Multi-Box Shadow Box

Photo © Studio 3 Twelve

When it comes to tiny boxes, the more, the merrier! Jana, the creative crafter behind the Studio 3 Twelve blog, created this shadow box from mostly dollar store items. (Do you sense a theme here? Shadow boxes are cheap!) Jana bought a single skeleton which she dismembered (creepy, indeed!) to create this shadow box. Another idea: Use a similar shadow box to create a Halloween countdown calendar. Store treats or small toys inside - like spider rings or bouncy balls that look like eyeballs - to surprise the kiddos.

Primitive Shadow Box

Photo © rockriverstitches/flickr

I absolutely love this handmade Halloween shadow box from Rock River Stitches. You could take the time to create your own, but this crafter does it so well, and her work is very affordable. You can find more of Rock River Stitches cute Halloween home goods at their Etsy shop, but if you are feeling crafty, they also offer patterns so you can create your own primitive folkart at their website.

Repetition Shadow Box

Photo © Tonya Lee

Create a simple shadow box by repeating the same or similar items in a grid pattern on paper or fabric. Googly eyes, spiders, tiny pumpkin or skull stickers - all of these would work equally well. Check the scrapbooking section or sticker section of your local craft store for items, or make your own with a paper punch. This shadow box took me less than 5 minutes and $5 to make.

Scrapbook Shadow Box

Photo © Scrappin' In My PJ's

Take your scrapbooking to a 3D level by using your skills to create a scrapbook shadow box. Diane from Scrappin' In My PJs created this simple but cute Halloween shadow box using an inexpensive frame from Michael's along with items she already had in her scrapbook collection. Stamping makes words and phrases easy, but handlettering works just fine. Memorialize your Halloweens by creating a new shadow box each year with photos of your children on Halloween.

Shadowy Shadow Box

Photo © Jude/Artful Adventures

Jude at Artful Adventures made this shadow box by attaching images to the glass, creating a three-dimensional effect. Love those shadows! Another idea: Attach a spider to the front of the glass and put a web inside the box. Create a diarama effect by making multiple layers inside and out. Check the scrapbooking section of your local arts & crafts store for diecut paper images to use, or make your own.

Shrunken Heads Shadow Box

Photo © bhg.com

This sophisticated but fun shadow box idea from Better Homes & Gardens uses air-dry clay and a crackle finish to give these two tiny pumpkins a handcrafted look. Follow the link for complete instructions, or come up with your own design. Air-dry clay is simple to use, comes in a variety of colors, and is easy for little fingers to form, so get the kids involved and let them create their own shadow box art.

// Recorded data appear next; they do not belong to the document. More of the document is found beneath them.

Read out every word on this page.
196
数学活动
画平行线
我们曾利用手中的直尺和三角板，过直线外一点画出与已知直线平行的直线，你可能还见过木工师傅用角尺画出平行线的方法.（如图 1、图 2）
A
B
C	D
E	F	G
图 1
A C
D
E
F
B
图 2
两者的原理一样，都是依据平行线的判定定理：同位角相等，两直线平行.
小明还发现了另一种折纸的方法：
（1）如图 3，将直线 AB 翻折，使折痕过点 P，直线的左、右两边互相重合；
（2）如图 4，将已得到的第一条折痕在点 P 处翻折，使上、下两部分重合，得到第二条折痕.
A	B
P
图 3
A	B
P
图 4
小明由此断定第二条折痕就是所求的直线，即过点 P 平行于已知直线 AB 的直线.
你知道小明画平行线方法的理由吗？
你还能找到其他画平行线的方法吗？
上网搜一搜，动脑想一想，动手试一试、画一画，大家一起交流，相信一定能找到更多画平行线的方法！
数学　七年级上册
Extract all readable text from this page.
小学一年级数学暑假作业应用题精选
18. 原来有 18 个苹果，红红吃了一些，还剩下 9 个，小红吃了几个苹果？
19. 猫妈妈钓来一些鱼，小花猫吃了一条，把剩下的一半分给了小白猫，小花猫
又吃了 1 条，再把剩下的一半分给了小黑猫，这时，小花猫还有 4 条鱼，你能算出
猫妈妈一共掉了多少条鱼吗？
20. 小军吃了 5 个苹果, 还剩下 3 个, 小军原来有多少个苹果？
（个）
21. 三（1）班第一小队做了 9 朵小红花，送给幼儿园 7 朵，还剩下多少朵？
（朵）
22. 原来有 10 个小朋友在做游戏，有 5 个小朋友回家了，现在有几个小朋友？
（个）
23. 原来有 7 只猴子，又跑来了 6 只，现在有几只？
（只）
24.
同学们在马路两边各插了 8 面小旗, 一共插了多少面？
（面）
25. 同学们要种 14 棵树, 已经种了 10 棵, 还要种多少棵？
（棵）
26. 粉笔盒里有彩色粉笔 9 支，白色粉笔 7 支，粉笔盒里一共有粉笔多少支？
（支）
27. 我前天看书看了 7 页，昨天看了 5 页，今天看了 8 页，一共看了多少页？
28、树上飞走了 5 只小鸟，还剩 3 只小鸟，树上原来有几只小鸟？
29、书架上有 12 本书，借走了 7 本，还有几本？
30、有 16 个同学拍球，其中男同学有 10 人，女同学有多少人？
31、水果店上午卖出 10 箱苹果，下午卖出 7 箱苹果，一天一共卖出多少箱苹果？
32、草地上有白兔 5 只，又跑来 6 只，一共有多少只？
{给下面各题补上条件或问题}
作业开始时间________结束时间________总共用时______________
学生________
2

Use any size of shadow box frame to create your own masterpiece.

Specimen Shadow Box

Photo © Tonya Lee

Shadow boxes are perfect for three-dimensional objects and can hold most anything. (If the object you would like to display is deeper than your shadow box, just remove the glass.) This plastic skeletal hand normally is a part of a kid's toy but is repurposed for Halloween into a creepy shadow box display. Look around your house for things that can be reused for seasonal decor. Sticks and twigs can make perfect props for (fake) spiders to scamper up or hang from. Look for lichen or spanish moss around your neighborhood, which can also be used to make spooky (and frugal) shadow box art.